Jakarta,Victoriousnews.com,– Aset berupa sebidang tanah milik Gereja Kristen Jakarta (GKJ) yang terletak di Jalan Hadiah VII Komp Kav.Polri Blok D XIII Kelurahan Jelambar, Grogol Petamburan, Jakarta Barat, digugat para Ketua RT & RW ke Pengadilan Negeri. Pasalnya, pihak GKJ telah  melakukan praktik jual beli sebidang tanah seluas 300 meter persegi kepada jemaatnya, dengan izin akan membangun rumah tinggal. Warga  yang diwakili para ketua RT (02,03,04,05,06) dan Ketua RW 01 Kelurahan Jelambar, menilai bahwa pihak GKJ telah melakukan tindakan melawan hukum, yaitu: dengan sengaja mengubah fungsi lahan yang semula untuk kepentingan umum, diubah untuk kepentingan pribadi. Sementara pihak GKJ membantah tudingan tersebut, menyatakan proses jual beli tanah adalah sah karena telah memperoleh sertifikat dan Persetujuan Bangun Gedung (PBG) dari Pemerintah daerah DKI Jakarta.

Inilah lokasi tanah milik GKJ  di Jalan Hadiah VII, Blok D XIII Jelambar, Grogol Petamburan Jakarta Barat

Menyoroti kasus tersebut, wartawan bergegas melakukan investigasi ke lapangan dan mengecek lokasi tanah yang berada di jalan Hadiah VII Komp Kav Polri Blok D XIII Jelambar, Grogol Petamburan. Lokasi tanah tersebut berada di dalam kompleks perumahan elite yang banyak dihuni warga kelas menengah ke atas.
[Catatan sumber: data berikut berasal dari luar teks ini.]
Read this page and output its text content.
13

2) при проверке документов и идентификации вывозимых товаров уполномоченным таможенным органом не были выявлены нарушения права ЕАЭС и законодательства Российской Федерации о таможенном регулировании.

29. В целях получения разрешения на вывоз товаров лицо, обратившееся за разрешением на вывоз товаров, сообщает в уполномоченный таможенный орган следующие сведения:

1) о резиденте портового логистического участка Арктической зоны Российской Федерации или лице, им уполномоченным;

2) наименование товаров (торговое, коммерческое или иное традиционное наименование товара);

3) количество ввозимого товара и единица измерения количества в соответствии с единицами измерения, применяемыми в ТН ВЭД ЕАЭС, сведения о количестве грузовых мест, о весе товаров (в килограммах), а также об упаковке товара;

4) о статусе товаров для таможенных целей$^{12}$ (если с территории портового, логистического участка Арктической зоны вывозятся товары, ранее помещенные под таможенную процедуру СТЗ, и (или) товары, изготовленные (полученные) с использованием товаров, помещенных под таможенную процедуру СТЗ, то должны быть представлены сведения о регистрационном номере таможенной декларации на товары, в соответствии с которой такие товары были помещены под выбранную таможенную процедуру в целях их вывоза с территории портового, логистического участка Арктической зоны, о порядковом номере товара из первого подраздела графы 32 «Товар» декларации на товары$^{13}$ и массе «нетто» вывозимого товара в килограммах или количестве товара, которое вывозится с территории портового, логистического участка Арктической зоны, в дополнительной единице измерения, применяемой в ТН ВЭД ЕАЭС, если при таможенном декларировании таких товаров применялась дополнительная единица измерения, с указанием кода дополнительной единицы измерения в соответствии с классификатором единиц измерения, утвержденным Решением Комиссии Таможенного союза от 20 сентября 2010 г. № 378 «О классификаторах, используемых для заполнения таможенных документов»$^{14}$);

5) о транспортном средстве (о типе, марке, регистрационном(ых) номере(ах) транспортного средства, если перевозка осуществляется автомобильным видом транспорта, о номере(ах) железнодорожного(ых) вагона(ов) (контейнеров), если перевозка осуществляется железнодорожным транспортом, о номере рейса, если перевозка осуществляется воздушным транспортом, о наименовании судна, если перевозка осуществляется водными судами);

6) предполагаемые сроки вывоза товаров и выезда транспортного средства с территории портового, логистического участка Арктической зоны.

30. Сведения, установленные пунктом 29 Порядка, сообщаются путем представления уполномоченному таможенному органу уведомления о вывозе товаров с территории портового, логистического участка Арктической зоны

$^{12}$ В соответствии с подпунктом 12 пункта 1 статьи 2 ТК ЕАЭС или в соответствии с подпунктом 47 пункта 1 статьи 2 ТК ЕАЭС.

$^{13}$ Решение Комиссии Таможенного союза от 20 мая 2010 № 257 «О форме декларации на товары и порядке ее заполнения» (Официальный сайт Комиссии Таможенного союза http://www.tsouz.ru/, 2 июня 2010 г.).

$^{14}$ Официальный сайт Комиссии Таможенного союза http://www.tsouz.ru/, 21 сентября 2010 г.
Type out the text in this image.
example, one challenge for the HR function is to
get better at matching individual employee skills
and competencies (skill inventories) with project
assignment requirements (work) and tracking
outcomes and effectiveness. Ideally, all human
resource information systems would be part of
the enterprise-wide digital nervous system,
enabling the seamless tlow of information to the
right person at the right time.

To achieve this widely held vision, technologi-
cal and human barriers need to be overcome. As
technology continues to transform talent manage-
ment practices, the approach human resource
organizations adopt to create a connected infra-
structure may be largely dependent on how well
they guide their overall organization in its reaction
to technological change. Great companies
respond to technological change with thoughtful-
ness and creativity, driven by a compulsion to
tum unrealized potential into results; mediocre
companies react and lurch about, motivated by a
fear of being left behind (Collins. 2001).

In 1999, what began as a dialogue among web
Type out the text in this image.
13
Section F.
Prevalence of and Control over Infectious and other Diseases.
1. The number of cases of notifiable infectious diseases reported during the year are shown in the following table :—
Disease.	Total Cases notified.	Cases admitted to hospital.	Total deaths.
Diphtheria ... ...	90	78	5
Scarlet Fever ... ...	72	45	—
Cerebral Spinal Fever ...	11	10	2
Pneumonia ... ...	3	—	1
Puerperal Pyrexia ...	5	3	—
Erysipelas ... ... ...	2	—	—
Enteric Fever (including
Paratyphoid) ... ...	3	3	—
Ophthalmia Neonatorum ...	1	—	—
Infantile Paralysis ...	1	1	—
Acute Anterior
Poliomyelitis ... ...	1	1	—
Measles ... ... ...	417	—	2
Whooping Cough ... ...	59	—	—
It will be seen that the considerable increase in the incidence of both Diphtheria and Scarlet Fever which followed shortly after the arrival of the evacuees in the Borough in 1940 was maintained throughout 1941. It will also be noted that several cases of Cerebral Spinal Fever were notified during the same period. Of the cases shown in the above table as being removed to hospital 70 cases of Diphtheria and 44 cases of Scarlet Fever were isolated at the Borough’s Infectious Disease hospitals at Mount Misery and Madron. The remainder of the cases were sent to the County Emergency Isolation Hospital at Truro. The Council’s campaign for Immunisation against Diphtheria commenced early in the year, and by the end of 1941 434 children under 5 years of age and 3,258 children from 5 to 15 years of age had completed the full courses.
Di sekelling pagar sebidang tanah tersebut, bertebaran spanduk bertuliskan “Dilarang membangun/merubah apapun di area tanah ini karena masih dalam sengketa di PN Jakata Barat dengan nomor perkara 913/Pdt.G/2023/PN/JKT/BRT. Barang siapa dengan sengaja merusak pengumuman ini diancam dengan pasal 406 KUHP”- Ferry Ericson & Partners (Kuasa Hukum).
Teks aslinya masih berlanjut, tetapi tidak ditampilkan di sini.